Sur la question de l'oubli, je pense qu'une réponse en termes d'invention serait préférable à l'instauration d'un droit à l'oubli qui remettrait en cause le droit à l'information. L'histoire des polémiques et des diffamations est nécessaire pour comprendre les affaires. Quand on fait l'histoire de l'affaire Dreyfus, il faut pouvoir lire les horreurs d'Edouard Drumont pour comprendre les réponses d'Emile Zola. Comment va se faire l'histoire du temps présent lorsque les horreurs des Drumont d'aujourd'hui auront été effacées ? La réponse est sous nos yeux : l'univers du numérique est l'univers de la relation, permise technologiquement par le lien hypertexte. Il faut construire des dispositions imposant que le droit de réponse, la rectification, la contradiction soient associés au contenu mis en cause, qui lui ne doit pas disparaître. Le contenu doit être rendu indissociable de ce qui le contredit, de ce qui le rectifie.

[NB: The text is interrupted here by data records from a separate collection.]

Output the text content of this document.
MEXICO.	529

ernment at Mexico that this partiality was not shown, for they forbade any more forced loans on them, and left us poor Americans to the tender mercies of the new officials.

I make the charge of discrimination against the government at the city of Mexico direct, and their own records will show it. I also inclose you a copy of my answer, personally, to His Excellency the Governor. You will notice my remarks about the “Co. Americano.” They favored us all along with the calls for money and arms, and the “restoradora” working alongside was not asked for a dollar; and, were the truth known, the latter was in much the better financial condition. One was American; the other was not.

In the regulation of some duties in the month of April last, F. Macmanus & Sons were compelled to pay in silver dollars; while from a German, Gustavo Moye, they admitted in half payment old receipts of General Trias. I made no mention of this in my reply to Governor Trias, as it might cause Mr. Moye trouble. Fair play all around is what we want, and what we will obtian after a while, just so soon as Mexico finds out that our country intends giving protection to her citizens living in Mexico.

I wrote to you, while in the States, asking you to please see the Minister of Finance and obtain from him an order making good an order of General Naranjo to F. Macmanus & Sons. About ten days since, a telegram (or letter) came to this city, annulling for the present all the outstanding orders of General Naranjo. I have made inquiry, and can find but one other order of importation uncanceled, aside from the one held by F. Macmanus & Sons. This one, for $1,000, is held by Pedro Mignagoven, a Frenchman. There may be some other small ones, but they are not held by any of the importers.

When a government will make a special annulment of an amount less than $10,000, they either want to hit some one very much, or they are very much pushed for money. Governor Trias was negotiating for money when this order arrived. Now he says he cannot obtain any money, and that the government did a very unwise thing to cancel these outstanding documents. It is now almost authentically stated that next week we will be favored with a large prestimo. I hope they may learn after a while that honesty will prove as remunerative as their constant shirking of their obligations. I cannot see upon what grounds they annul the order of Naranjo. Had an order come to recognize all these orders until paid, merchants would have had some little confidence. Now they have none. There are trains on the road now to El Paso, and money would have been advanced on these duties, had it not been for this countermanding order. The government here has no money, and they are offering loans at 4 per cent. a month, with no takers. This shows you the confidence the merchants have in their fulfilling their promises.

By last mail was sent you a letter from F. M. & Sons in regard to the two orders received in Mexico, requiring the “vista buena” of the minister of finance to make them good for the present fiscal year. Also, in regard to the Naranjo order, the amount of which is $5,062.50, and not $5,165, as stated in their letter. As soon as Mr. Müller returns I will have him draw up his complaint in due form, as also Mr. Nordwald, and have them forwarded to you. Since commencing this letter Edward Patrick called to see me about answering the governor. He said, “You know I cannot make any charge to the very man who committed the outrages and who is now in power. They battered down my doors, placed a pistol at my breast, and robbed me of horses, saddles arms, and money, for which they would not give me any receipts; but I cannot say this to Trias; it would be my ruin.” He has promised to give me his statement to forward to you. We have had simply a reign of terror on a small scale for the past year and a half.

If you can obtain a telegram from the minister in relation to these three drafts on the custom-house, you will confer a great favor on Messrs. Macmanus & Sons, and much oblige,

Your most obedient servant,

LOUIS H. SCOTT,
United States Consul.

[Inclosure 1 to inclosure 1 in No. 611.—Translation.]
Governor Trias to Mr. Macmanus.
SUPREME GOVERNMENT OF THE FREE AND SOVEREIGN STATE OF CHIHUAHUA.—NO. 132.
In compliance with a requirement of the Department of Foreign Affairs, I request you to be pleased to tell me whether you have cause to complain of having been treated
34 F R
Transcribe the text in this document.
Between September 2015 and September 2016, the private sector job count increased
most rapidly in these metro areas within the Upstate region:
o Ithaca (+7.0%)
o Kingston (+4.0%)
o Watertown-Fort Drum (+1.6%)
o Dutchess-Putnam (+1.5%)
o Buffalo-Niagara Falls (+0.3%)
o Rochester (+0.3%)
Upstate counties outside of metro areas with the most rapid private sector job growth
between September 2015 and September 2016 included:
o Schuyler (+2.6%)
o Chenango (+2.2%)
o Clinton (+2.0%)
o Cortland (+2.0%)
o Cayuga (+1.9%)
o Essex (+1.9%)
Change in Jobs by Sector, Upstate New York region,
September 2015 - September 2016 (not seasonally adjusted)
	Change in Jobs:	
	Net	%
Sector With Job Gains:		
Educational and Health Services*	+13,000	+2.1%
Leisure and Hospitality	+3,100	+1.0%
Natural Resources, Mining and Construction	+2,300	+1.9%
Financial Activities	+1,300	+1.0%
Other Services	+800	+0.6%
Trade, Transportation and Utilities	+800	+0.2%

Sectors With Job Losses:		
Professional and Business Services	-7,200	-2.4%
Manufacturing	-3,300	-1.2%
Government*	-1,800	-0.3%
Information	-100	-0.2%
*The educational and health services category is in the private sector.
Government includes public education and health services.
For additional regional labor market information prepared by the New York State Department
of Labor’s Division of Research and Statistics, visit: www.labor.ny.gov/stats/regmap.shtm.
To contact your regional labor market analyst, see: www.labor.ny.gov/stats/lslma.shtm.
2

Sur la distinction espace privéespace public, nous n'allons pas définir les espaces privés et les espaces publics. Je rappelle qu'il a fallu l'ébranlement de mai 1968 pour qu'on considère que les entreprises ne sont pas des espaces fermés aux syndicats et qu'on ouvre un espace de contradiction au coeur de l'entreprise. Jusqu'en 1968, les locaux syndicaux étaient interdits au coeur de l'espace de l'entreprise.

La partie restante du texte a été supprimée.